L'idée de pouvoir ôter de sa peau les quelques tâches de couleur la fit quelque peu sourire, elle osa tout de même tourner la tête pour observer l'autre homme présent, se réconfortant dans l'idée qu'il était un peu plus agréable que son compagnon. Et elle en avait besoin de tout ça, bien que ce ne soit pas la première fois qu'elle finissait dans un commissariat elle éprouvait toujours cette crainte qu'on lui arrache à son lieu de sérénité pour l'implanter ailleurs. Elle se rappelait encore les discours quelque peu déconnectés et décousus de sa mère biologique, cette même qui lui hurlait qu'il ne fallait jamais rien leur dire, qu'ils finissaient toujours pour modifier les mots histoire d'aggraver une quelconque situation. Encore actuellement, elle ne savait pas exactement quoi penser des agents de la paix en général. Le bout de ses talons claqua contre le sol alors qu'elle se rapprocha du bureau, prenant son sac et le ramenant contre elle, tentant de calmer cette idée complètement démesurée que quelqu'un pouvait débarquer à n'importe quel instant pour le lui prendre. En quelques petites secondes, elle se promenait déjà dans les couloirs, rentrant des épaules pour ne pas avoir à effleurer qui que ce soit. La vision de la petite pancarte indiquant la salle d'eau la rasséréna, elle ouvrit la porte et la poussa du pied, retenant ses affaires qui menaçaient encore de tomber.

soupir.

Celui qui soulageait le coeur et l'esprit. Celui qui exprimait le trop plein dans son entièreté, le plus simplement possible. En se rapprochant de l'évier elle déposa son sac tout contre, fit glisser ses doigts sous l'eau et les frotta avec hargne, visant à faire disparaître le tout. Rapidement. Ces yeux ne se fermèrent que lorsque la teinte du liquide transparent devint violette et ne se rouvrirent que l'instant d'après, lorsqu'elle fit ces phalanges danser les unes contre les autres.

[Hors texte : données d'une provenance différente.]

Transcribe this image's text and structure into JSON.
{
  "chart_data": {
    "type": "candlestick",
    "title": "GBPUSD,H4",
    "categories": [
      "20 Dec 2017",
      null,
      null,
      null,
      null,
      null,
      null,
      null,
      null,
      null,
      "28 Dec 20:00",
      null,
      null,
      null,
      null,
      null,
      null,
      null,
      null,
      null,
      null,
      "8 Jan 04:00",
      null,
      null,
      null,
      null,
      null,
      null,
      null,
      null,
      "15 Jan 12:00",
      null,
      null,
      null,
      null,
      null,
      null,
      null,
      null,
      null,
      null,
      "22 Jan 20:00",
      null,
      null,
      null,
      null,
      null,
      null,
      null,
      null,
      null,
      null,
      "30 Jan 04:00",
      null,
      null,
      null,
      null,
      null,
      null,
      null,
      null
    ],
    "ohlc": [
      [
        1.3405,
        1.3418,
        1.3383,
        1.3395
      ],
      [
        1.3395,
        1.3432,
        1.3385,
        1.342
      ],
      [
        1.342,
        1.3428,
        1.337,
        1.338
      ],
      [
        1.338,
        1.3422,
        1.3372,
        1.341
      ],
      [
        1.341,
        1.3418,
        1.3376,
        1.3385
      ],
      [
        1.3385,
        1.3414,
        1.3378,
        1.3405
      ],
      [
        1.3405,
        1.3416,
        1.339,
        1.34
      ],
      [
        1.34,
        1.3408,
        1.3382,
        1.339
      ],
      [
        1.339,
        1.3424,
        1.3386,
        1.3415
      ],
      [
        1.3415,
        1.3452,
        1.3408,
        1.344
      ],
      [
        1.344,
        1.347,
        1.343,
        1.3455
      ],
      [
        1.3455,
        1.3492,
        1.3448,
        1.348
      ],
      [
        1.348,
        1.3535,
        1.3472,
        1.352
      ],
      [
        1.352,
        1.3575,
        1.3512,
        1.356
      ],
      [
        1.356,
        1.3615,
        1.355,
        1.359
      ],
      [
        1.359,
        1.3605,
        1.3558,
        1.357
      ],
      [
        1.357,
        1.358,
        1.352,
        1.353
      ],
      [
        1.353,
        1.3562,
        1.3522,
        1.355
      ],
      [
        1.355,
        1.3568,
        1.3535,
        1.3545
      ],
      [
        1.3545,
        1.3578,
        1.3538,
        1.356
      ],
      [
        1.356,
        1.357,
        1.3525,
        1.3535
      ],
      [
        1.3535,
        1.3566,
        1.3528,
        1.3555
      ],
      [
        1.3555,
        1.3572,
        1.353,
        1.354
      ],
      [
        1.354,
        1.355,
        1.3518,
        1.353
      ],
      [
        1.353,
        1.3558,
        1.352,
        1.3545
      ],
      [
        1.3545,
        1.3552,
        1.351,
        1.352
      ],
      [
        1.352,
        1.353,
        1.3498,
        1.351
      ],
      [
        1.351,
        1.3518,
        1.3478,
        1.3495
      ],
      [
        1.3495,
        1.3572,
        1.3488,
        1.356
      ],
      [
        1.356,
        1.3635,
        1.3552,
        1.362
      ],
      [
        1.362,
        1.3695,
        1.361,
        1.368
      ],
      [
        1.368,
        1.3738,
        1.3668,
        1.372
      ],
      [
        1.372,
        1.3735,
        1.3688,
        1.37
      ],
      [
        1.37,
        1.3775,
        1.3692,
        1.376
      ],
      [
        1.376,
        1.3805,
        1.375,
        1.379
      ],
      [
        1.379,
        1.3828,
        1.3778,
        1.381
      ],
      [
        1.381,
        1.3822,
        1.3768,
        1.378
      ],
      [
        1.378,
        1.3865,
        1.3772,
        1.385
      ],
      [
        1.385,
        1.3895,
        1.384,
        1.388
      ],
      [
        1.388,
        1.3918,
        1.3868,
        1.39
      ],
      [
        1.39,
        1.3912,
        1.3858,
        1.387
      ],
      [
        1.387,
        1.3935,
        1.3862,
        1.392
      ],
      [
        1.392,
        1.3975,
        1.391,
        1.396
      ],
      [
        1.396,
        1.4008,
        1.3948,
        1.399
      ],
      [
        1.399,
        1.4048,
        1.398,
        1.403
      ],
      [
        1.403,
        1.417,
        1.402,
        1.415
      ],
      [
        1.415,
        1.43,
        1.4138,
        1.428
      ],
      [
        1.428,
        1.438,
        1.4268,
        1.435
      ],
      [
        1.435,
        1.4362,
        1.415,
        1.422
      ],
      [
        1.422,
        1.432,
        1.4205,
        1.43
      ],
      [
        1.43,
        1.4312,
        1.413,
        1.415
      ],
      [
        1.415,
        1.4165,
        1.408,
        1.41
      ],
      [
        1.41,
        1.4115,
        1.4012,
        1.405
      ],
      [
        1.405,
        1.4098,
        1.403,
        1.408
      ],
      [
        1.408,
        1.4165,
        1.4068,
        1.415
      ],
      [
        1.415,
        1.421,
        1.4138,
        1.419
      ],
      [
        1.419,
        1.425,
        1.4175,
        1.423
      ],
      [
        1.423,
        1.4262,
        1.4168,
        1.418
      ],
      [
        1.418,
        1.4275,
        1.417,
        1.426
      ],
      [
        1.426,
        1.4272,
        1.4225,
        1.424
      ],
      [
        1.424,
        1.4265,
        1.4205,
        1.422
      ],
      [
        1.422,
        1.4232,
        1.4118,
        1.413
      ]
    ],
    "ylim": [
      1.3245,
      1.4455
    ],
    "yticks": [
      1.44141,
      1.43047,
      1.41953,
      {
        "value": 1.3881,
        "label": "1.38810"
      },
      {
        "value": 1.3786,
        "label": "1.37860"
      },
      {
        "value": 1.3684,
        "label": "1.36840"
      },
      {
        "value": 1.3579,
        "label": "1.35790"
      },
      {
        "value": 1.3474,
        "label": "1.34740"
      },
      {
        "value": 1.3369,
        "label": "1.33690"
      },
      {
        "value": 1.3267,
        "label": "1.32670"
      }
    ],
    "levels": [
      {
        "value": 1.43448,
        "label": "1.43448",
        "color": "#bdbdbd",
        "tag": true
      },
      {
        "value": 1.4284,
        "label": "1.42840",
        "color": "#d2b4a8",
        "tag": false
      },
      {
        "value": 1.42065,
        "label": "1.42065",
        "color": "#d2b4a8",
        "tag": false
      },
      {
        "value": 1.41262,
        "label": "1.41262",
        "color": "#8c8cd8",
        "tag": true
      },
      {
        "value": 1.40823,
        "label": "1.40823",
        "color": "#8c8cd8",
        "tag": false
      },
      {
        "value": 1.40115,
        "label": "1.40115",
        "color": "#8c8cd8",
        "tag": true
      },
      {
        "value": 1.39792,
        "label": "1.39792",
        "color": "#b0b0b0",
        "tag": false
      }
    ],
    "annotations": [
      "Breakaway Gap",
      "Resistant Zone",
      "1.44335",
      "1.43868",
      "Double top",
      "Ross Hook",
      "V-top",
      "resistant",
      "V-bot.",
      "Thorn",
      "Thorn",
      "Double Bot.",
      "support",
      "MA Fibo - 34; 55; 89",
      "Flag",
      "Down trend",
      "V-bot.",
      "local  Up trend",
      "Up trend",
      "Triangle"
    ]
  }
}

Petit à petit, geste par geste elle en vint à effacer les traces de sa virée en ville, remontant ses mains afin d'ôter le tout, l'agréable chatouillis de la mousse contre sa peau étant suave au point où elle s'amusait de l'instant. Jadis elle aimait ça, jouer avec la mousse et s'imaginer des potions magiques. Elle avait toujours fait ceci lorsqu'elle se baignait plus jeune, au point de se perdre, d'oublier le temps et le lieu. Désormais ce n'était que ses écrits qui lui apportaient la parcelle de magie perdue. Ce n'était pas plus mal. Le bruit de la porte qui s'ouvre la fit soulever la tête, ses doigts glissant tout contre son visage pour le débarbouiller. En quelques rapides clins d'yeux, elle distingua la silhouette d'un des policiers.

— Je crois bien qu'elle est arrivée.

D'un simple et rapide geste, elle attrapa deux morceaux de papiers et les frotta contre son visage, ramassant son sac et jetant les débris à la poubelle juste à ces côtés. On entendit que les claquements de ces chaussures le long des couloirs, jusqu'à la dalle dans laquelle elle était atterrie, une bonne heure auparavant. En voyant la chevelure rousse d'Astrid, ses yeux se plissèrent, elle se retint de courir en sa direction.

— Madame, comprenez bien que depuis presque une heure votre fille refuse de donner les noms des jeunes qui ont saccagé le magasin de bricolage à deux pâtés de maison d'ici. Malheureusement nous savons qu'elle était avec eux et bien qu'aucune charge ne soit directement prise contre elle, ses amis ont quand même aggravé le magasin du commerçant.
— Je suis désolée... Vraiment je ne savais pas. C'était pas... je ne voulais pas faire ça.

Toutefois elle ne pouvait pas les livrer ainsi, bien qu'ils soient eux libres et elle prisonnière. Elle se désespérait.